Objection 1: It would seem that the Blessed Virgin cannot be called Christ's Mother in respect of His temporal nativity. For, as stated above (Q[32], A[4]), the Blessed Virgin Mary did not cooperate actively in begetting Christ, but merely supplied the matter. But this does not seem sufficient to make her His Mother: otherwise wood might be called the mother of the bed or bench. Therefore it seems that the Blessed Virgin cannot be called the Mother of Christ.

Objection 2: Further, Christ was born miraculously of the Blessed Virgin.
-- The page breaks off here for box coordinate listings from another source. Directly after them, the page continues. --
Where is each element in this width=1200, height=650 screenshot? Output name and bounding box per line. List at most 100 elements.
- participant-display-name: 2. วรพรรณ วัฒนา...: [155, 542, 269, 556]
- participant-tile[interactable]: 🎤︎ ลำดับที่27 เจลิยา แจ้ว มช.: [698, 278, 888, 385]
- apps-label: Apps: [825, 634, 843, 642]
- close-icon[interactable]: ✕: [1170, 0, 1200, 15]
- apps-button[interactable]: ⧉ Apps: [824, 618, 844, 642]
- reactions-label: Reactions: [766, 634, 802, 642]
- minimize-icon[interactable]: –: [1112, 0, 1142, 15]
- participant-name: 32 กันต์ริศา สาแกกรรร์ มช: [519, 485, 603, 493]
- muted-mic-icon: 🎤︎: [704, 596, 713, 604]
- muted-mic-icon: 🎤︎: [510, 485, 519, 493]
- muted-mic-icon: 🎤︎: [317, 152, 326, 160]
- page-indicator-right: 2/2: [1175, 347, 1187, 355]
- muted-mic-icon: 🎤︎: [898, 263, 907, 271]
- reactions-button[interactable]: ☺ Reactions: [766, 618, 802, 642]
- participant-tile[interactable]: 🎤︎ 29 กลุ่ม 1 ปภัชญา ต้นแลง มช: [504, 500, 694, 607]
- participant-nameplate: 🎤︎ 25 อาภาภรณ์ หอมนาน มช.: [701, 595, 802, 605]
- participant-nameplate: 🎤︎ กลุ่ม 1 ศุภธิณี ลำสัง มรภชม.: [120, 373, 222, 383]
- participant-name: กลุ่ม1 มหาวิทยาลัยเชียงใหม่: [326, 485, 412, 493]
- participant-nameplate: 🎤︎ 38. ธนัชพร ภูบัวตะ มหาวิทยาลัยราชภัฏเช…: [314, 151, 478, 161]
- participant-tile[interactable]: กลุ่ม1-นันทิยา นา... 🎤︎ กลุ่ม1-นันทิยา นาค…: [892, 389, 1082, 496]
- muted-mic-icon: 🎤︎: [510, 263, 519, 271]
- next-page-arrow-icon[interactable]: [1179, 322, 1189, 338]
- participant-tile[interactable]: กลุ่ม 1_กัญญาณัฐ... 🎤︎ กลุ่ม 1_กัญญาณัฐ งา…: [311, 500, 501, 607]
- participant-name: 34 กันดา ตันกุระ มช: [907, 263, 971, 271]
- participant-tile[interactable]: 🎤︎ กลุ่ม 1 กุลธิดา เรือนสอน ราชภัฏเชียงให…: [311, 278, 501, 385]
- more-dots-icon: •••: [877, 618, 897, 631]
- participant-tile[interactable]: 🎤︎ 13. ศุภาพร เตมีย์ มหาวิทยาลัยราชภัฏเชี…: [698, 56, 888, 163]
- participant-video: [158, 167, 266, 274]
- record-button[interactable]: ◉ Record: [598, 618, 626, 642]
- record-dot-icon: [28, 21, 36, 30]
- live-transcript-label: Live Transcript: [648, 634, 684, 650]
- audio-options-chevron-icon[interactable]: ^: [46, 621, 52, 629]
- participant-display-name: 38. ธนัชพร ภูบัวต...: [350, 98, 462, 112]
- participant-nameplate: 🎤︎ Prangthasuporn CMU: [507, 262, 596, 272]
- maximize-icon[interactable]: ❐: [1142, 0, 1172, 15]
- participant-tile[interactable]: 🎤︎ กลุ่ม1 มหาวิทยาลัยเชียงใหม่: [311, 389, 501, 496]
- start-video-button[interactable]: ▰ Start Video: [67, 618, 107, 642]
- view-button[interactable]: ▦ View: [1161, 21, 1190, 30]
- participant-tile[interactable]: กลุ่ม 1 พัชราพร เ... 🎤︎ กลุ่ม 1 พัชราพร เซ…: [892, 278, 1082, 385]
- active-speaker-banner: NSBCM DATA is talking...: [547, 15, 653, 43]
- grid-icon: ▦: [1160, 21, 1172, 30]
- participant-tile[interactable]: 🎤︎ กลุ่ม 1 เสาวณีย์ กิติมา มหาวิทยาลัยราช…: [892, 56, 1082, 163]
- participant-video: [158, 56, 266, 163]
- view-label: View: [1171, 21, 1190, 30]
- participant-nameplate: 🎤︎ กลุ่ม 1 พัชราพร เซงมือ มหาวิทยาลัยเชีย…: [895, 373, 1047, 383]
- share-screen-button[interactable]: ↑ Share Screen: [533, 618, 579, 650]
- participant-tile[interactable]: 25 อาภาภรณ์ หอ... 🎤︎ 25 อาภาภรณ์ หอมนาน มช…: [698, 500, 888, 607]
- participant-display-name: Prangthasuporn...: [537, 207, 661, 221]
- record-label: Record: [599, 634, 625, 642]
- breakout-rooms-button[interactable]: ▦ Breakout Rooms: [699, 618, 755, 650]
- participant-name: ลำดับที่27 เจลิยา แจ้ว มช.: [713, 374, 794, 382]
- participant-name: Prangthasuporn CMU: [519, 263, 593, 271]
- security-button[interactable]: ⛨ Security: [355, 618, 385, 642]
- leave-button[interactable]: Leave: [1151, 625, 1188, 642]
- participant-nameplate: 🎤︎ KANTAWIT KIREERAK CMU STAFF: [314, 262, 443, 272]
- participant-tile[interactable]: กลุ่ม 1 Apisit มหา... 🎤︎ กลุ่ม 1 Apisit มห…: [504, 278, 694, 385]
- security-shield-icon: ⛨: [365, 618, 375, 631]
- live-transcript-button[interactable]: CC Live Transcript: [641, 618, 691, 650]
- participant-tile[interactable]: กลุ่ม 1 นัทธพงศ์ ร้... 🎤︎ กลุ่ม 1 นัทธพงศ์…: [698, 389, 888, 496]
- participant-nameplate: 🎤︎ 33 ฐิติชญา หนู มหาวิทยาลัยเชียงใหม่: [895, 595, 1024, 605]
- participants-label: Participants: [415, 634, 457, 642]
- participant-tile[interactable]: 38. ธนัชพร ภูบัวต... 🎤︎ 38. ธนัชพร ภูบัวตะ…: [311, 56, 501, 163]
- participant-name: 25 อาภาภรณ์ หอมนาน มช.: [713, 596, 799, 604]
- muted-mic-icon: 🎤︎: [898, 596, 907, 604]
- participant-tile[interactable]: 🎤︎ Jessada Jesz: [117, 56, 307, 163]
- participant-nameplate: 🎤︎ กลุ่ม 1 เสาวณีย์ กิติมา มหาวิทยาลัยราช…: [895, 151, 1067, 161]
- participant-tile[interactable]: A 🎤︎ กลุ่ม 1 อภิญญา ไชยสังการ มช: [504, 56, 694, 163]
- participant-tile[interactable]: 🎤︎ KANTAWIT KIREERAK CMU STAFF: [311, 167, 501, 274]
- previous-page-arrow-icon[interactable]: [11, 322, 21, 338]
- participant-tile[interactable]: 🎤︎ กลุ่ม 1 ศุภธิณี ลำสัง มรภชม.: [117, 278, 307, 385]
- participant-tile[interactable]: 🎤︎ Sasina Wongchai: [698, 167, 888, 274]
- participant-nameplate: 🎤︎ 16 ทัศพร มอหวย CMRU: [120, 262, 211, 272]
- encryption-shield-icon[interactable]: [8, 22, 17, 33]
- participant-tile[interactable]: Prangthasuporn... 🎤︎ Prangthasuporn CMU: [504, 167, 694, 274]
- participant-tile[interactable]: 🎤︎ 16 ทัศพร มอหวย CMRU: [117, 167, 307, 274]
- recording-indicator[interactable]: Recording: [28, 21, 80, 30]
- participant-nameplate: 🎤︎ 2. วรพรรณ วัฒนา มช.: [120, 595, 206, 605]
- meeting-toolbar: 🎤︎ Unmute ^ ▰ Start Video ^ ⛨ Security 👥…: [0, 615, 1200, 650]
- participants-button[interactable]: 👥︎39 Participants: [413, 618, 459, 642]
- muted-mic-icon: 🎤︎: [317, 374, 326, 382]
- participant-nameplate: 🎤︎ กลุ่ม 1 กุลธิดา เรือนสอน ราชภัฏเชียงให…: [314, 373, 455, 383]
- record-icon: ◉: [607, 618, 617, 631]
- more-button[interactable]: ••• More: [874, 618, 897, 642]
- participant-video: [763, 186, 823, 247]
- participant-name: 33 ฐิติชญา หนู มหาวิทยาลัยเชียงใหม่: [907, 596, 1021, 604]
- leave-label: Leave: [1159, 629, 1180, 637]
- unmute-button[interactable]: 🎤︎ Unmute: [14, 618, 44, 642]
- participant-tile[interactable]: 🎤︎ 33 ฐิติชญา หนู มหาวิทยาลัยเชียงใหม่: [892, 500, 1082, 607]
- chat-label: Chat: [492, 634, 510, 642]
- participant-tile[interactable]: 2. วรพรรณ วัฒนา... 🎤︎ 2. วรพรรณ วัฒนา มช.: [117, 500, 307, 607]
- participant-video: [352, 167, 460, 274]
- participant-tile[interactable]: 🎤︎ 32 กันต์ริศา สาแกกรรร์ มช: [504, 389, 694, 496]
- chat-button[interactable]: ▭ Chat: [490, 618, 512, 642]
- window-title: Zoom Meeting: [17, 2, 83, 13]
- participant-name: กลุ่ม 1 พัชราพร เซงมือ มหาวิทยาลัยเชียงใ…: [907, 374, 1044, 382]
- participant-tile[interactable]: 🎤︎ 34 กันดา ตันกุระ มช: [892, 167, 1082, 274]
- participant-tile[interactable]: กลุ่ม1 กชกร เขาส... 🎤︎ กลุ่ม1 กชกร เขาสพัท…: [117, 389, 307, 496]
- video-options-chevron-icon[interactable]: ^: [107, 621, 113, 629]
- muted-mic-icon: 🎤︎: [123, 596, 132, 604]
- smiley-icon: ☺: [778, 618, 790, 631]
But a miraculous begetting does not suffice for motherhood or sonship: for we do not speak of Eve as being the daughter of Adam. Therefore neither should Christ be called the Son of the Blessed Virgin.

Objection 3: Further, motherhood seems to imply partial separation of the semen. But, as Damascene says (De Fide Orth. iii), "Christ's body was formed, not by a seminal process, but by the operation of the Holy Ghost." Therefore it seems that the Blessed Virgin should not be called the Mother of Christ.

On the contrary, It is written (Mat. 1:18): "The generation of Christ was in this wise. When His Mother Mary was espoused to Joseph," etc.

I answer that, The Blessed Virgin Mary is in truth and by nature the Mother of Christ. For, as we have said above (Q[5], A[2]; Q[31], A[5]), Christ's body was not brought down from heaven, as the heretic Valentine maintained, but was taken from the Virgin Mother, and formed from her purest blood. And this is all that is required for motherhood, as has been made clear above (Q[31], A[5]; Q[32], A[4]). Therefore the Blessed Virgin is truly Christ's Mother.

Reply to Objection 1: As stated above (Q[32], A[3]), not every generation implies fatherhood or motherhood and sonship, but only the generation of living things. Consequently when inanimate things are made from some matter, the relationship of motherhood and sonship does not follow from this, but only in the generation of living things, which is properly called nativity.

Reply to Objection 2: As Damascene says (De Fide Orth. iii): "The temporal nativity by which Christ was born for our salvation is, in a way, natural, since a Man was born of a woman, and after the due lapse of time from His conception: but it is also supernatural, because He was begotten, not of seed, but of the Holy Ghost and the Blessed Virgin, above the law of conception." Thus, then, on the part of the mother, this nativity was natural, but on the part of the operation of the Holy Ghost it was supernatural. Therefore the Blessed Virgin is the true and natural Mother of Christ.

Reply to Objection 3: As stated above (Q[31], A[5], ad 3; Q[32], A[4]), the resolution of the woman's semen is not necessary for conception; neither, therefore, is it required for motherhood.